The list of topics we can educate the public on continues to grow, but to have the greatest reach with limited resources, we must target the appropriate groups and provide them with engaged and sincere messages.

Don’t try to complete these engagements on a one-and-done basis. Continued interaction with civic, teacher, building and other associations and professional groups in the community is essential to maintaining positive perspective, once it’s been established.

How do professional associations build community relevance for your organization? Successfully translating the positive nature of your agency’s efforts to a positive perception in the community hinges on the culture your leadership has established within your agency.

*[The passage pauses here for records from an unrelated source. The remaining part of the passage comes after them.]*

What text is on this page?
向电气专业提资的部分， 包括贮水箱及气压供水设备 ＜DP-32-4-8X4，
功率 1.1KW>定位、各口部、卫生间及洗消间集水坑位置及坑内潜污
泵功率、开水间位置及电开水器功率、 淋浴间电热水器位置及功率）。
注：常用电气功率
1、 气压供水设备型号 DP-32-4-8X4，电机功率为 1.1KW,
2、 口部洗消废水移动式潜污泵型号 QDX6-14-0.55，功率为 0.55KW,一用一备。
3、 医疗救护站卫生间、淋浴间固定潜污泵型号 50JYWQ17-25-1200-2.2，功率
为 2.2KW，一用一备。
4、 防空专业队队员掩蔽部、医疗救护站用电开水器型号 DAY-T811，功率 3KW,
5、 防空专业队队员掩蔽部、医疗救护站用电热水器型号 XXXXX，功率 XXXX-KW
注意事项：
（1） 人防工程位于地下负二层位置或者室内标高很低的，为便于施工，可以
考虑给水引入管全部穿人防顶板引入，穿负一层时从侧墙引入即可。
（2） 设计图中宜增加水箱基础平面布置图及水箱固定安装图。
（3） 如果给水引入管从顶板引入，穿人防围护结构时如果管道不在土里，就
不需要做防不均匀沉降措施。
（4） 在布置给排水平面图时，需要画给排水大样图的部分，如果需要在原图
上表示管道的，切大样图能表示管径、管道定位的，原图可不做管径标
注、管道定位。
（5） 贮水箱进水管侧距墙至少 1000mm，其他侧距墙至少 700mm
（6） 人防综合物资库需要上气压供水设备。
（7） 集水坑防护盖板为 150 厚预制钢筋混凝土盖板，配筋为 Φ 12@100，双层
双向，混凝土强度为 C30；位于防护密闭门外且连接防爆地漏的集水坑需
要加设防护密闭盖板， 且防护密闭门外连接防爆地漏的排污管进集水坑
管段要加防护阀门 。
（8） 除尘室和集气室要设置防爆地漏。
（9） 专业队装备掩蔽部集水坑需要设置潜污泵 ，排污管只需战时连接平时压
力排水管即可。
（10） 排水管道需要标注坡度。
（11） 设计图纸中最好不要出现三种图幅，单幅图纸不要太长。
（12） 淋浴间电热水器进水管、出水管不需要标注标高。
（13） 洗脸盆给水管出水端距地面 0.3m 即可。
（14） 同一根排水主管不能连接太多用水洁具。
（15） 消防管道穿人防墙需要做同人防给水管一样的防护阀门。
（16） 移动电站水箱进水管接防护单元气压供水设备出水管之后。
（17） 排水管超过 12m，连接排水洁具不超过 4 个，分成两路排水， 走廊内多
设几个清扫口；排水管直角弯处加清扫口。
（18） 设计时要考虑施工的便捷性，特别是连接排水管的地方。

If your personnel are organized in a professional association, one of the most critical aspects of translating cultural values throughout all positions and views is that the association leaders share your agency’s values. It’s vital that there’s a relationship among leaders and that your organization’s values be translated through the association’s actions.

Why is this important?

There are many reasons, but specific to community relevance, a professional association may be capable of performing acts within the community that your agency simply may not be allowed to perform.

For example, an association may be able to initiate fundraising for specific community-related causes that reflect indirectly on the agency, but directly on its positive cultural values.

An example of this ability could be that when a community member is injured, the association rallies its members to contribute to a fund directly meeting some that person’s needs. Another may be for the association to encourage its members to contribute time or funding to a youth sports program that indirectly benefits the agency’s outreach efforts.

Regardless of the mechanism, the point is that professional associations can act outside the scope of normal governmental operations that an agency operates within. Such acts may communicate the positive cultural attitude of your organization’s members. Undoubtedly such events will translate more successfully to an agency’s community relevance when leaders are on the same page.

Admittedly, these are just two activity types a fire-rescue agency may embrace to engage within its community. Any agency seeking to maintain relevance must be engaged in its community. This is accomplished through leadership participation and a culture that encourages company-level participation and interaction.

Through a comprehensive approach, any agency can affect the community and professional perception of its relevance today.